L'auteur articule son propos en trois parties : «Fragilité de la concorde», «Glaive de Dieu, glaive du roi», «Déchiffrements et ripostes». Dans la première partie, Arlette Jouanna présente le contexte du royaume de France en 1572 : après trois guerres civiles, les Français peuvent enfin espérer une paix grâce à l’édit de Saint Germain (1570) qui rétablit un équilibre fragile et laisse aux réformés la possibilité de célébrer leur culte, dans des conditions très précises, et restrictives. Le jeune roi Charles IX se fait le garant de cette paix que l’on surnomme «boiteuse et mal assise» (jeu de mots sur les noms et le physique des négociateurs). Le royaume se remet difficilement des épreuves de la guerre, et chaque clan est médiocrement disposé à accepter l’oubli indispensable et prôné par les «Politiques» : parlementaires, humanistes, catholiques (les maréchaux François de Montmorency, Arthur de Cossé) ou protestants (Charles de Téligny, gendre de Coligny…).

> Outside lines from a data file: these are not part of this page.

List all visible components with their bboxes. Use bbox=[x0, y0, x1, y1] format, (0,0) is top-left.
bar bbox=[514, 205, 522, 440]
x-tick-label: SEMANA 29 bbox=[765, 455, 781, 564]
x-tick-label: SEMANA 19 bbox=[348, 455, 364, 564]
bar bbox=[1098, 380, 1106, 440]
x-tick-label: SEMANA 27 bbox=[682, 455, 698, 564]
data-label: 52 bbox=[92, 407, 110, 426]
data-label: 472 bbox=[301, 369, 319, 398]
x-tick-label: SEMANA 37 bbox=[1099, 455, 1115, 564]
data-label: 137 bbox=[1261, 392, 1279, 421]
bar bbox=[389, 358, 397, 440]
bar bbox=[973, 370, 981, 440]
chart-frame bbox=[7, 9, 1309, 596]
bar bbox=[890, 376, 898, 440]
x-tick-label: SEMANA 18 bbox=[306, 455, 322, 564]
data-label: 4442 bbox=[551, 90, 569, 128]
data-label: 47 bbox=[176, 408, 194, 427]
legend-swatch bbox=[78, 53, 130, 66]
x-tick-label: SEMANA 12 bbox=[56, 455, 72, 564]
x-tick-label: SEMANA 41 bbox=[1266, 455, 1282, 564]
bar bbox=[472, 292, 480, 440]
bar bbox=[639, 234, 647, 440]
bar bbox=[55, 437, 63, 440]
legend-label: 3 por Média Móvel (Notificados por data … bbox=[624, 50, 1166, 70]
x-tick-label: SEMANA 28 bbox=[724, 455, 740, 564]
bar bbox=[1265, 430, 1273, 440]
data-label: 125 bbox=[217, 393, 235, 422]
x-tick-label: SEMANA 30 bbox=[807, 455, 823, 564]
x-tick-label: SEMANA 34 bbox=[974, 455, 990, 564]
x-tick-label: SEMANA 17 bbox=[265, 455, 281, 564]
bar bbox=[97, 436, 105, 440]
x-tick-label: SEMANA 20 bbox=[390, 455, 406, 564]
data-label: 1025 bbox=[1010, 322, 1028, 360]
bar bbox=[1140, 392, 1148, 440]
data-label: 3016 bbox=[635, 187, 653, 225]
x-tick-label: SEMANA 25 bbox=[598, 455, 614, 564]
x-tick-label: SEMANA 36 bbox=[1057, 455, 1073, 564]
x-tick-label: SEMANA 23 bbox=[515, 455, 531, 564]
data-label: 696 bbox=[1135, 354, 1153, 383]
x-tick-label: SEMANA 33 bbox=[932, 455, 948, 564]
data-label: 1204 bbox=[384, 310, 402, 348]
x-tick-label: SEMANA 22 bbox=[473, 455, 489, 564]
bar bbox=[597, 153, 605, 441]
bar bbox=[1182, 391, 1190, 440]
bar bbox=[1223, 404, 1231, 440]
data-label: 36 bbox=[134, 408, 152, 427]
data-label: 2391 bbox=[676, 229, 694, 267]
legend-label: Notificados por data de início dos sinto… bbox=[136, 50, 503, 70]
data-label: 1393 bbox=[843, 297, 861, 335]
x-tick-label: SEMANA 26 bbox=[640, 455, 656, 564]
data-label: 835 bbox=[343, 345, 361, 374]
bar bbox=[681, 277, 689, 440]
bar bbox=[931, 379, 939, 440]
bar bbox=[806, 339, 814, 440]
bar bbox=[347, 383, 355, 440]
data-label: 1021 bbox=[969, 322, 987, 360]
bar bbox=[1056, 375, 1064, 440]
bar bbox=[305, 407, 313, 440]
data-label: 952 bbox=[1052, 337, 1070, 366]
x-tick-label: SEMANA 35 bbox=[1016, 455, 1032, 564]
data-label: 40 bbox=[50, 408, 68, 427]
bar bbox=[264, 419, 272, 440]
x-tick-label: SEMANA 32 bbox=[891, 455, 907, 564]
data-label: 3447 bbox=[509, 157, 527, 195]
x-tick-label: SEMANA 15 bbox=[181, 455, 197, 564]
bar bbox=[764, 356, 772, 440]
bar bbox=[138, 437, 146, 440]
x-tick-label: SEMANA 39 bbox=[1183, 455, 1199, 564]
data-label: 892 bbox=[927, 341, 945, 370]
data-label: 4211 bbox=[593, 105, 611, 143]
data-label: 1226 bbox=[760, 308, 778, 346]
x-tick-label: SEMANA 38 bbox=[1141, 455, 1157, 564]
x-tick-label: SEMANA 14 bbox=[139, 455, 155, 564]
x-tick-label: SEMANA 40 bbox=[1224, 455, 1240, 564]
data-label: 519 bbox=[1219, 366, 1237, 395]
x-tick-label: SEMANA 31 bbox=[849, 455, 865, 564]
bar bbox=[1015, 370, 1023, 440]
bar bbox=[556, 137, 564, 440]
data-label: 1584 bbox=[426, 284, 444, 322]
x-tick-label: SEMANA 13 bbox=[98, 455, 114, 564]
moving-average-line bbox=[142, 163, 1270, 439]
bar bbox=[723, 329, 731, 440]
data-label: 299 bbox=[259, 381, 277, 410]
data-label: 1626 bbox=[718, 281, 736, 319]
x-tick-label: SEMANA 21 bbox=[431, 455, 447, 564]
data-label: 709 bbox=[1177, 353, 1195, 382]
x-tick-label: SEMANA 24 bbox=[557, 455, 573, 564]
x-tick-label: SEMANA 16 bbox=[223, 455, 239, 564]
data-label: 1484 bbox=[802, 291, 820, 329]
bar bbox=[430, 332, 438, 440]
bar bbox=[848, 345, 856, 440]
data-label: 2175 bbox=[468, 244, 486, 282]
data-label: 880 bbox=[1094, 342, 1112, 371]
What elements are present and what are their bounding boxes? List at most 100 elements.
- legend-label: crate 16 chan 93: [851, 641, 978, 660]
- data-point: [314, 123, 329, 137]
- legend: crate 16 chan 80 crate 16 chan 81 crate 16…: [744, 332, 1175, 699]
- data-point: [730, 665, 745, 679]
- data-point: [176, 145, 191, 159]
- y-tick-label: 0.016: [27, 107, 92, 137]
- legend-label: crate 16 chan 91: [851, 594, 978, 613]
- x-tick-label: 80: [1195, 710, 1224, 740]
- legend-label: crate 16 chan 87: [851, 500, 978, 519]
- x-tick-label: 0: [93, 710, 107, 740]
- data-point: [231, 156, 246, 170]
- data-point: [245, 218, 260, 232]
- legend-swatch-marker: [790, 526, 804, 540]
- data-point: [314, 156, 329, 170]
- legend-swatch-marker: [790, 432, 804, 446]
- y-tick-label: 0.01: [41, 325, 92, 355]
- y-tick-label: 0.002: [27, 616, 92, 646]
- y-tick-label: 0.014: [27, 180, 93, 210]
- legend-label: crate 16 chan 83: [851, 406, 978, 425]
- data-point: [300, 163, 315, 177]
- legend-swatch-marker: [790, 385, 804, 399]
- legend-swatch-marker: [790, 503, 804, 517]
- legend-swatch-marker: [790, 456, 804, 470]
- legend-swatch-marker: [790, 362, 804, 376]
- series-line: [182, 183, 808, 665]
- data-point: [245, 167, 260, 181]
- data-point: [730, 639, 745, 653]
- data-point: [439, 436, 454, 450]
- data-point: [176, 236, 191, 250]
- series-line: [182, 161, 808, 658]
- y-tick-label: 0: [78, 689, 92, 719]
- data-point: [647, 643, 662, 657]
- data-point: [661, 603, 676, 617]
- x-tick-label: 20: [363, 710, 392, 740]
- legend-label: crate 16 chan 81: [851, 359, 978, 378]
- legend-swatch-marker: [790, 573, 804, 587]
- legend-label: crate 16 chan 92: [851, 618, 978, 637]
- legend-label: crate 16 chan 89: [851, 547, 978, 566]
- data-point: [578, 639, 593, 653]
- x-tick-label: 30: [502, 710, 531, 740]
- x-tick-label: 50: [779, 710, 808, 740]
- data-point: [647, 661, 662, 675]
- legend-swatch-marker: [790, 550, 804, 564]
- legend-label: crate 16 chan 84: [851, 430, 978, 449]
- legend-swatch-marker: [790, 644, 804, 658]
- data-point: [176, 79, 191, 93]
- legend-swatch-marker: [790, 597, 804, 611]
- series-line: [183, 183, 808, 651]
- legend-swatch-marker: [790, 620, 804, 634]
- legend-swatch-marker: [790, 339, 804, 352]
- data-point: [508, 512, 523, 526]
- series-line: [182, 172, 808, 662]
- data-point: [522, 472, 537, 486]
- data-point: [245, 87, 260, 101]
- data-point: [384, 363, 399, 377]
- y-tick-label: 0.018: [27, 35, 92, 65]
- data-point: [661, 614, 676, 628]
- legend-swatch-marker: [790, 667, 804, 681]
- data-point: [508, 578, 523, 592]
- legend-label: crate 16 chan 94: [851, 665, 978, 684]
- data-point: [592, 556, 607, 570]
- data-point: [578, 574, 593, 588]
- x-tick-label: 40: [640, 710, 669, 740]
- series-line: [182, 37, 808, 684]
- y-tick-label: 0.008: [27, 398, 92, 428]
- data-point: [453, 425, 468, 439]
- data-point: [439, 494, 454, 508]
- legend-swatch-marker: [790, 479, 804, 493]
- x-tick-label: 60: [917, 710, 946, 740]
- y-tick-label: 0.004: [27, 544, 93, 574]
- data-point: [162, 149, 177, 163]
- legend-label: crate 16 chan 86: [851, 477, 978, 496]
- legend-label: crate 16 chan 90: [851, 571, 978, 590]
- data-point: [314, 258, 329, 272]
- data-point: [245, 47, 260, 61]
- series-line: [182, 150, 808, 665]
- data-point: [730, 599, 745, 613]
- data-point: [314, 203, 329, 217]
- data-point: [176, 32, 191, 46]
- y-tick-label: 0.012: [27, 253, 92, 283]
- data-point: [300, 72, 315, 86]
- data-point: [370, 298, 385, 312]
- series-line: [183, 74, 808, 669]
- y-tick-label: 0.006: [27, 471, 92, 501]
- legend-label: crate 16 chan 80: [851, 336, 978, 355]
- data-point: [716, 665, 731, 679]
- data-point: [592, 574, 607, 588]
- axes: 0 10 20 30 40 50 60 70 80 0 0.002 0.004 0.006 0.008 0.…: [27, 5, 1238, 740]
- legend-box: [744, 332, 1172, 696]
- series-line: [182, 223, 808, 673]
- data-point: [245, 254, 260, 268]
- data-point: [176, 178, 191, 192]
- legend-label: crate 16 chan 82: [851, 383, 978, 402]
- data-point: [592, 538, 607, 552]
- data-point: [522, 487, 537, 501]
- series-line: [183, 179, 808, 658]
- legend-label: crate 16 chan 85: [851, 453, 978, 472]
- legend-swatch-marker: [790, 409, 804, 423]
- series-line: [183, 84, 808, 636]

Par ailleurs, la défiance règne, et les souvenirs des trahisons et assassinats sont trop amers pour que l’amnésie soit aisément acceptée. Face au roi et à sa mère, les Grands ont leurs réseaux de clientèle (l’un des plus connus est celui des Guise). Enfin il ne faut pas négliger le rôle des prédicateurs populaires parisiens dont les discours violents enflamment les assemblées de fidèles. Aussi pour surmonter les divisions et contraindre à accepter la paix, un projet matrimonial, instrument classique de la diplomatie, est-il conclu : unir Henri de Navarre, protestant, et Marguerite de Valois, sœur du roi. Parallèlement, une ambitieuse politique étrangère se déploie, qui vise à s’allier aux princes protestants pour affaiblir la puissance espagnole dont les possessions encerclent la France. Ce plan semble en passe de réussir lorsque sont célébrées le 18 août, avec le faste dont était capable la cour des Valois, les noces d’Henri et de Marguerite. Une des énigmes de la Saint-Barthélémy est d’ailleurs là : comment est-on passé en quelques jours de la fête au drame ? L’ampleur de la rupture a justifié toutes les hypothèses de complot machiavélique de la part du roi et de sa mère. Le 22 août, un attentat est perpétré contre Coligny, mais celui-ci n’est que blessé et les chefs protestants, hors d’eux, vont violemment en demander raison à Charles IX.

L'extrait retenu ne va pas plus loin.